Leveraging molecular QTL to understand the genetic architecture of diseases and complex traits
By
Farhad Hormozdiari,
Steven Gazal,
Bryce van de Geijn,
Hilary Finucane,
Chelsea J.-T. Ju,
Po-Ru Loh,
Armin P. Schoech,
Yakir Reshef,
Xuanyao Liu,
Luke O’Connor,
Alexander Gusev,
Eleazar Eskin,
Alkes L. Price
Posted 15 Oct 2017
bioRxiv DOI: 10.1101/203380
(published DOI: 10.1038/s41588-018-0148-2)

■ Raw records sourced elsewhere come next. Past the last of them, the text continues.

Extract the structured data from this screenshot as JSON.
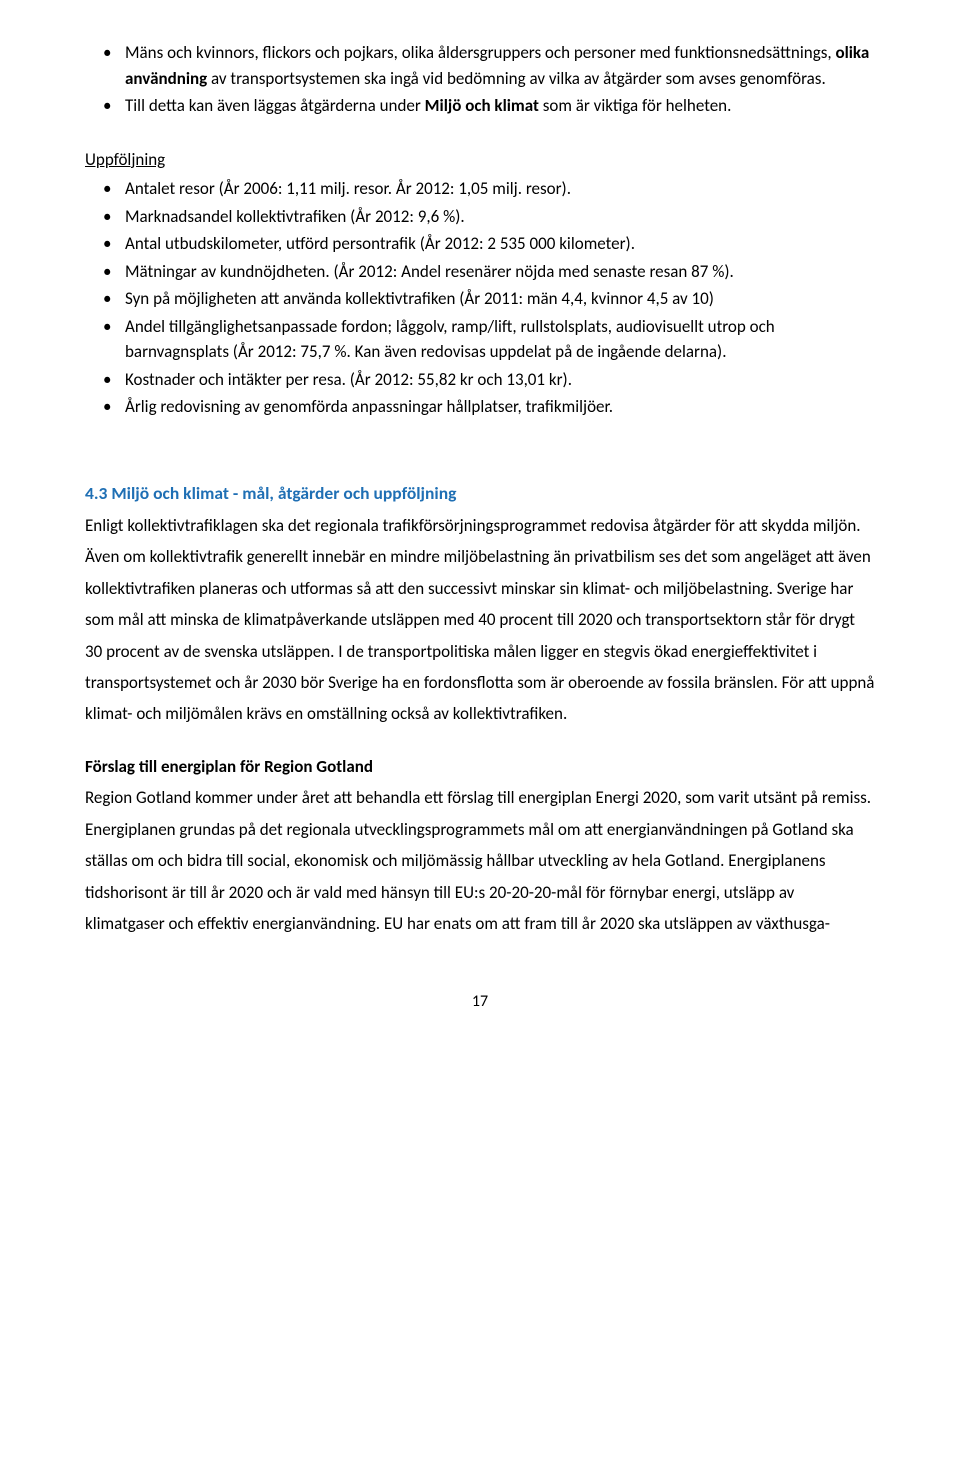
{
  "top_list": {
    "items": [
      {
        "prefix": "Mäns och kvinnors, flickors och pojkars, olika åldersgruppers och personer med funktionsnedsättnings, ",
        "bold": "olika användning",
        "suffix": " av transportsystemen ska ingå vid bedömning av vilka av åtgärder som avses genomföras."
      },
      {
        "prefix": "Till detta kan även läggas åtgärderna under ",
        "bold": "Miljö och klimat",
        "suffix": " som är viktiga för helheten."
      }
    ]
  },
  "uppfoljning": {
    "heading": "Uppföljning",
    "items": [
      "Antalet resor (År 2006: 1,11 milj. resor. År 2012: 1,05 milj. resor).",
      "Marknadsandel kollektivtrafiken (År 2012: 9,6 %).",
      "Antal utbudskilometer, utförd persontrafik (År 2012: 2 535 000 kilometer).",
      "Mätningar av kundnöjdheten. (År 2012: Andel resenärer nöjda med senaste resan 87 %).",
      "Syn på möjligheten att använda kollektivtrafiken (År 2011: män 4,4, kvinnor 4,5 av 10)",
      "Andel tillgänglighetsanpassade fordon; låggolv, ramp/lift, rullstolsplats, audiovisuellt utrop och barnvagnsplats (År 2012: 75,7 %. Kan även redovisas uppdelat på de ingående delarna).",
      "Kostnader och intäkter per resa. (År 2012: 55,82 kr och 13,01 kr).",
      "Årlig redovisning av genomförda anpassningar hållplatser, trafikmiljöer."
    ]
  },
  "section_43": {
    "heading": "4.3 Miljö och klimat - mål, åtgärder och uppföljning",
    "paragraph": "Enligt kollektivtrafiklagen ska det regionala trafikförsörjningsprogrammet redovisa åtgärder för att skydda miljön. Även om kollektivtrafik generellt innebär en mindre miljöbelastning än privatbilism ses det som angeläget att även kollektivtrafiken planeras och utformas så att den successivt minskar sin klimat- och miljöbelastning. Sverige har som mål att minska de klimatpåverkande utsläppen med 40 procent till 2020 och transportsektorn står för drygt 30 procent av de svenska utsläppen. I de transportpolitiska målen ligger en stegvis ökad energieffektivitet i transportsystemet och år 2030 bör Sverige ha en fordonsflotta som är oberoende av fossila bränslen. För att uppnå klimat- och miljömålen krävs en omställning också av kollektivtrafiken."
  },
  "forslag": {
    "heading": "Förslag till energiplan för Region Gotland",
    "paragraph": "Region Gotland kommer under året att behandla ett förslag till energiplan Energi 2020, som varit utsänt på remiss. Energiplanen grundas på det regionala utvecklingsprogrammets mål om att energianvändningen på Gotland ska ställas om och bidra till social, ekonomisk och miljömässig hållbar utveckling av hela Gotland. Energiplanens tidshorisont är till år 2020 och är vald med hänsyn till EU:s 20-20-20-mål för förnybar energi, utsläpp av klimatgaser och effektiv energianvändning. EU har enats om att fram till år 2020 ska utsläppen av växthusga-"
  },
  "page_number": "17"
}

There is increasing evidence that many GWAS risk loci are molecular QTL for gene expression (eQTL), histone modification (hQTL), splicing (sQTL), and/or DNA methylation (meQTL). Here, we introduce a new set of functional annotations based on causal posterior probabilities (CPP) of fine-mapped molecular cis-QTL, using data from the GTEx and BLUEPRINT consortia. We show that these annotations are very strongly enriched for disease heritability across 41 independent diseases and complex traits (average $N$=320K): 5.84x for GTEx eQTL, and 5.44x for eQTL, 4.27-4.28x for hQTL (H3K27ac and H3K4me1), 3.61x for sQTL and 2.81x for meQTL in BLUEPRINT (all P < 1.39e-10), far higher than enrichments obtained using standard functional annotations that include all significant molecular cis-QTL (1.17-1.80x). eQTL annotations that were obtained by meta-analyzing all 44 GTEx tissues generally performed best, but tissue-specific blood eQTL annotations produced stronger enrichments for autoimmune diseases and blood cell traits and tissue-specific brain eQTL annotations produced stronger enrichments for brain-related diseases and traits, despite high cis-genetic correlations of eQTL effect sizes across tissues. Notably, eQTL annotations restricted to loss-of-function intolerant genes from ExAC were even more strongly enriched for disease heritability (17.09x; vs. 5.84x for all genes; P = 4.90e-17 for difference). All molecular QTL except sQTL remained significantly enriched for disease heritability in a joint analysis conditioned on each other and on a broad set of functional annotations from previous studies, implying that each of these annotations is uniquely informative for disease and complex trait architectures.